Bitte sieh das als reine Hypothese, nur die wenigsten tun das... Ja, diese Todesengel gibt es, aber eigentlich kann das nicht vorkommen, da jede Gabe sehr genau dokumentiert wird. Es ist ja ein Betäubungsmittel. Überdosierung fällt garantiert auf.
Eigentlich wird es aber bei ersten Gaben recht niedrig dosiert und langsam gesteigert, wenn man den Eindruck hat, es reicht noch nicht, oder nicht mehr.
Und ja, es wirkt gegen Luftnot... Und gegen die damit verbundene Todesangst. Und das ist, finde ich, die Gnade, die man einem Sterbenden gewährt, ihm die Angst zu nehmen.
Angstfrei ist Sterben einfacher und das Leiden gering.
Ich persönlich möchte, glaube ich, nicht sediert werden, aber als Nebenstehender ist der Anblick sicherlich friedlicher.
Ob man einem Erstickten nach dem Tod sein Leiden noch ansieht, vermag ich nicht zu sagen.
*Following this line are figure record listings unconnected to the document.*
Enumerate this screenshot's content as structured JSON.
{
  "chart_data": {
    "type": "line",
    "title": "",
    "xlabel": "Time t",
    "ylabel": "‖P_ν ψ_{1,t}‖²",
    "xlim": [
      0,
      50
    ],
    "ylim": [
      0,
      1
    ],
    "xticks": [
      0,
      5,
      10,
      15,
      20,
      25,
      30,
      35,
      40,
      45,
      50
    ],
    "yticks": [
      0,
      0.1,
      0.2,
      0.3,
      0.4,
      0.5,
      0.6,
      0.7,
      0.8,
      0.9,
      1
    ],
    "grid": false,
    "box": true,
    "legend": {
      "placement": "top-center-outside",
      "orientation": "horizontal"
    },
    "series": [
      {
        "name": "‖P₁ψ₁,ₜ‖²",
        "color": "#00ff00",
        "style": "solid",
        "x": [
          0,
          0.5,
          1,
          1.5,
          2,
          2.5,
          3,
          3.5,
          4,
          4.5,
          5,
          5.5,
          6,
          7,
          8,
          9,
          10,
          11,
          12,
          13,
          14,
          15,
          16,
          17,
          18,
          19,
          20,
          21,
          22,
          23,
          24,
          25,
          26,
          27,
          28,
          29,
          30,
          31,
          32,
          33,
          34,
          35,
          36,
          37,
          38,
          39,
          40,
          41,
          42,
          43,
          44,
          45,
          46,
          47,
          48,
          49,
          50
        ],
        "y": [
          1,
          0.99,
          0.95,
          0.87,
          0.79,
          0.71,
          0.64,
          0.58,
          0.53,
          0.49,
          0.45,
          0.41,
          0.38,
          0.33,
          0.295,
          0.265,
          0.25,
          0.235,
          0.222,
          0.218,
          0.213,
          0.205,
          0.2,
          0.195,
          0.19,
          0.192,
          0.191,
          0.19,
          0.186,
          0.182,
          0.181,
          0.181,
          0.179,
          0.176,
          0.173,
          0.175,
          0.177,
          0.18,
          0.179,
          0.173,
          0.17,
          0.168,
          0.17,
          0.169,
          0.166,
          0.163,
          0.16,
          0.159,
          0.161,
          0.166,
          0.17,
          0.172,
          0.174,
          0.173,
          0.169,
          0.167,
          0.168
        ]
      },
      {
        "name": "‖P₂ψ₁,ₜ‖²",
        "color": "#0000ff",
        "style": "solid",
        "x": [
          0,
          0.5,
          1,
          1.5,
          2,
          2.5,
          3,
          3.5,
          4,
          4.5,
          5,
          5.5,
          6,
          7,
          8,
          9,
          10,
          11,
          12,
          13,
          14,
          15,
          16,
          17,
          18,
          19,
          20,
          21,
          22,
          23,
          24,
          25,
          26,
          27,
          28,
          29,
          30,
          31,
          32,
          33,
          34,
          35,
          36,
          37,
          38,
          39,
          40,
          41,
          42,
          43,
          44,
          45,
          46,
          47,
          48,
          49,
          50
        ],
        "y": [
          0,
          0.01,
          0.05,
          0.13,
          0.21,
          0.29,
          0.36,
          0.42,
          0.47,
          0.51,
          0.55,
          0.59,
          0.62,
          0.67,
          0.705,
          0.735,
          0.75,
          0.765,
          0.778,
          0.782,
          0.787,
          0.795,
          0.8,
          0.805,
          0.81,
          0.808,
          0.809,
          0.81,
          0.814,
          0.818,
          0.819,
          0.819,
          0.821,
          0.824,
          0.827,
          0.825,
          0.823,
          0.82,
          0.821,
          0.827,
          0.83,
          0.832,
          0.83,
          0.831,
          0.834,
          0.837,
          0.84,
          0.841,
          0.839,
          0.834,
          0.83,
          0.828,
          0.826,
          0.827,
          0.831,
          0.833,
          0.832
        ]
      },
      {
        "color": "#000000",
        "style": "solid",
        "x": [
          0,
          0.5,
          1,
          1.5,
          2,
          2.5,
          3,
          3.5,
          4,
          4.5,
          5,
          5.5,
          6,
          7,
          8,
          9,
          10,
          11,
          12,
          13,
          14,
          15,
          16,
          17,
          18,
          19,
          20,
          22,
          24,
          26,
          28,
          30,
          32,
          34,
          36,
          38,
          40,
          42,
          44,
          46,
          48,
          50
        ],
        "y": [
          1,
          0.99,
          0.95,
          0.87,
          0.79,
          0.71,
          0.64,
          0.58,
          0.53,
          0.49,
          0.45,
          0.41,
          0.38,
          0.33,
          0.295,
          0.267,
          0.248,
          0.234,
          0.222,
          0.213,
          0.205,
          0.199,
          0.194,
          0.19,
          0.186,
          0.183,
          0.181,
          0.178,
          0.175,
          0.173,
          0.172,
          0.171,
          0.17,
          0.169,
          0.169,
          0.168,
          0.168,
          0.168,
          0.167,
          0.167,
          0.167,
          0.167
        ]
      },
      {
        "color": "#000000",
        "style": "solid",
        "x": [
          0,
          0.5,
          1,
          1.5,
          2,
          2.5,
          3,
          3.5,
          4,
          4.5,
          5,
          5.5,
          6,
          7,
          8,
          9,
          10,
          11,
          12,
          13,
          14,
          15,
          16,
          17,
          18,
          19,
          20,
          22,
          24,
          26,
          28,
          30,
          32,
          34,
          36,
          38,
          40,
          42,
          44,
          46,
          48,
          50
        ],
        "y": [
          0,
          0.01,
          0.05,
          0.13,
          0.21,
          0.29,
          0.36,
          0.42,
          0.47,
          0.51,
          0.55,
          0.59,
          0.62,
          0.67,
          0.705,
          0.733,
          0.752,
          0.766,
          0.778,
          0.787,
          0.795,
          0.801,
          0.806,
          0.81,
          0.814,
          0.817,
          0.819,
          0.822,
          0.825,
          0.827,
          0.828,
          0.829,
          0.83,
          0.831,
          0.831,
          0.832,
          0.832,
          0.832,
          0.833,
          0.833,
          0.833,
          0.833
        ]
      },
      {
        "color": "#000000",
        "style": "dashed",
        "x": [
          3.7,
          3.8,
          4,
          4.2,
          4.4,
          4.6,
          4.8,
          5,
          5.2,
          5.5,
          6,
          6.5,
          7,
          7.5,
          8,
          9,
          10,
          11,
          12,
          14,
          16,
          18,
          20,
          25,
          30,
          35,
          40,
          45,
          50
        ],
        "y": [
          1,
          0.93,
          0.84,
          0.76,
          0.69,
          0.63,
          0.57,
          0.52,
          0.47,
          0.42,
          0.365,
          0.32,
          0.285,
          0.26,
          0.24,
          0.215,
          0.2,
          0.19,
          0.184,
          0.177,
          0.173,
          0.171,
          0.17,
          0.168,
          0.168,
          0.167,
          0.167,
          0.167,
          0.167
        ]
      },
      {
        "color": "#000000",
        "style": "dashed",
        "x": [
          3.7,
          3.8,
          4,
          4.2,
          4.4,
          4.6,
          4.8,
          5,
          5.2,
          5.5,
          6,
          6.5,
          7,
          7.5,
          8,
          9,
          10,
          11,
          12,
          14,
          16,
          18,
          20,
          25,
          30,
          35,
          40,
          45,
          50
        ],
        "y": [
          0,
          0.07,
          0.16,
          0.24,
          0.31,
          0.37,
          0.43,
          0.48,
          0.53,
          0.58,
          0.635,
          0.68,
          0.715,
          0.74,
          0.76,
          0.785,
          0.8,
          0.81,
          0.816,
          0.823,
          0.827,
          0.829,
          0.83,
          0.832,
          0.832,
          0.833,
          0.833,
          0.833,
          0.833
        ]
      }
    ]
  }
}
Meine Mutter sah ganz friedlich aus, aber sie hatte auch keine Luftnot.
Allerdings ist das allermeiste Sterben ein Ersticken, denn im Prozess sammelt sich durch die immer ungenügendere Atmung CO2 an, welches irgendwann die Atmung lähmt.
Leider sediert CO2 nicht. Das übernimmt das Morphin, und man verschläft den eigenen Tod.
Entschuldige, falls das zu theoretisch war. Meine Ausbildung versucht, sich aus dem Gefühlschaos heraus zu beweisen und mir weis zu machen, dass das, was passiert ist, nämlich das Multiorganversagen, was auch bei euch das Entscheidende war, unumkehrbar ist. Und dass das Leiden nicht länger dauern darf als irgend nötig, so sehr ich meine Mutter jetzt auch vermisse. Aber nur, weil ICH nicht loslassen kann, sollte sie nicht leiden.
Dann besser ein Ende mit Schrecken.
Nach, das klingt jetzt alles so vernünftig... Gleich, beim Grübeln im Bett, sieht die Sache wieder ganz anders aus.